Oldu olacak sonuna sosyal medya ve ekibi oalrak darbe yapalım yaz, hukumeti devirelimn yaz tabi yemez bunu demek daha fazla vermeleri lazım size.
Uzlaşmacı olun, bu ülkenin ona ihtiyacı var !!!!!
Cem selam;
Biz, malum tanındığımız şekliyle demokratik bir ortam oluşturduğumuz düşünüyoruz SosyalMedya.co’da.
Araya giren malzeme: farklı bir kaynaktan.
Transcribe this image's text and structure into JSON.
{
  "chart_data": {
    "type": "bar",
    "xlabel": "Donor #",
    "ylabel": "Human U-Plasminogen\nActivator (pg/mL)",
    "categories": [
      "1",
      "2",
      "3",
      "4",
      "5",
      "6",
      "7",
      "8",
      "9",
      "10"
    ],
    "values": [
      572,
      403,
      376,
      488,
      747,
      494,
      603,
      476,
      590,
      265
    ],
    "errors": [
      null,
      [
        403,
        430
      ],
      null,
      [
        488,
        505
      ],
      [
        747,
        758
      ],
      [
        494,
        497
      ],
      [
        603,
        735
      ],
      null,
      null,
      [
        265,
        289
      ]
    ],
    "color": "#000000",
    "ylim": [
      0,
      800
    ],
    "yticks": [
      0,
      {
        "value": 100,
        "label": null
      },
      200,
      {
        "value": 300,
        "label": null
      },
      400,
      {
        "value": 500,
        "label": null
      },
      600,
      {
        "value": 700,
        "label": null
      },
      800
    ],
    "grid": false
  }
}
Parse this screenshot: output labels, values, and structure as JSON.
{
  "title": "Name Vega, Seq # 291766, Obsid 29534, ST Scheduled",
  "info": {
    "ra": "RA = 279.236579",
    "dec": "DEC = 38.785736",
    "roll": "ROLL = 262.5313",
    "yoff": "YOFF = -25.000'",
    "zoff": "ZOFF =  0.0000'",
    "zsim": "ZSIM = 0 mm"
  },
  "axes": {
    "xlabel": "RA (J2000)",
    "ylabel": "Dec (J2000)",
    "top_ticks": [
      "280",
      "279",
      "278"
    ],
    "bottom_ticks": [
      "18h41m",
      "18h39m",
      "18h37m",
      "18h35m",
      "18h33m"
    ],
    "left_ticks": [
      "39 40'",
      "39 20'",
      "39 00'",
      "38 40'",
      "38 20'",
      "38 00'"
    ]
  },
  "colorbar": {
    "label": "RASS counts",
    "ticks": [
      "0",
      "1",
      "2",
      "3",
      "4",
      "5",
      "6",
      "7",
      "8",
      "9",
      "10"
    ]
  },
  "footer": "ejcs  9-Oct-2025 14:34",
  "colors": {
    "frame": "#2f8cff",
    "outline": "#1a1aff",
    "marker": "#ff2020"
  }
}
Bu yüzden de asla, ama asla yapılan hiçbir yorumu yayınlamamazlık etmedik şimdiye kadar. İçinde küfür geçmediği, hakaret geçmediği sürece her yorumu yayınladık.
Bu yorumunu yayınlamayı ben seçtim, hakaret etmişsin aslında, ancak yayınladım.
Bu saçma bir yazı değil, aksine, ülkenin içinde bulunduğu ve özgürlüklerin kısıtlandığını hissettiğimiz tam da şu hassas dönemde, asıl onbinlerce insan için haber değeri taşıyan bir içeriktir, biz de doğal olarak bunu haber yapma gerekliliği duyarız. Bu konudaki duyarlılığı artırma çabamız da birçok yerde, birçok kişi tarafından takdir edilmiştir.
Senden ricam, mümkünse o da, yorumlarını yaparken daha uygun bir dil ve yol izlemen olacak. Bu yazıyı yazmamız için herhangi bir partinin bize para vermesi pek absürd durum teşkil ediyor, sebebi ise; internetin doğasından anlamayan insanların, internete para yatırmamasından da ileri gelebilir (tabii en sığ mantıkla, aynı senin mantığın). Senin anlayacağın, yorumunda bayağı ayıp etmişsin ;)
Sevgiler
Merhaba,
İnternette bu tip yayınlar “yayıncılık” konumuna geçemiyor. Kişisel bloger ile “yayıncı” kimlik arasında sıkışıp kalıyor. Yayıncı olmak istiyor ama özünde fan bloger, kendini tutamıyor ve kafasına göre hareket ediyor.
SosyalMedya.co’da tam bu sıkışmışlık arasında. Bir süredir takip ediyordum, sıkılmaya başlamıştım ve üstteki yorumunuz son nokta oldu!
Profesyonel yayıncı gibi görünmeye çalışan, bu konu hakkında deneyimi bırakın, fikri bile olmayan insanlar olduğunuzu düşünmeme sebep olan hal ve hareketler içerisindesiniz.
Sizleri, sizin gibi düşünen bir grup insanın kalabalığına bakıp, asıl kalabalıktan haberi olmayan, kişisel bloger – prof yayıncı kabusundan uyanamayacak kimseler olarak görüyorum. Şimdiye kadar olan takipçilğimi sessizliğimi bozarak bitiriyorum.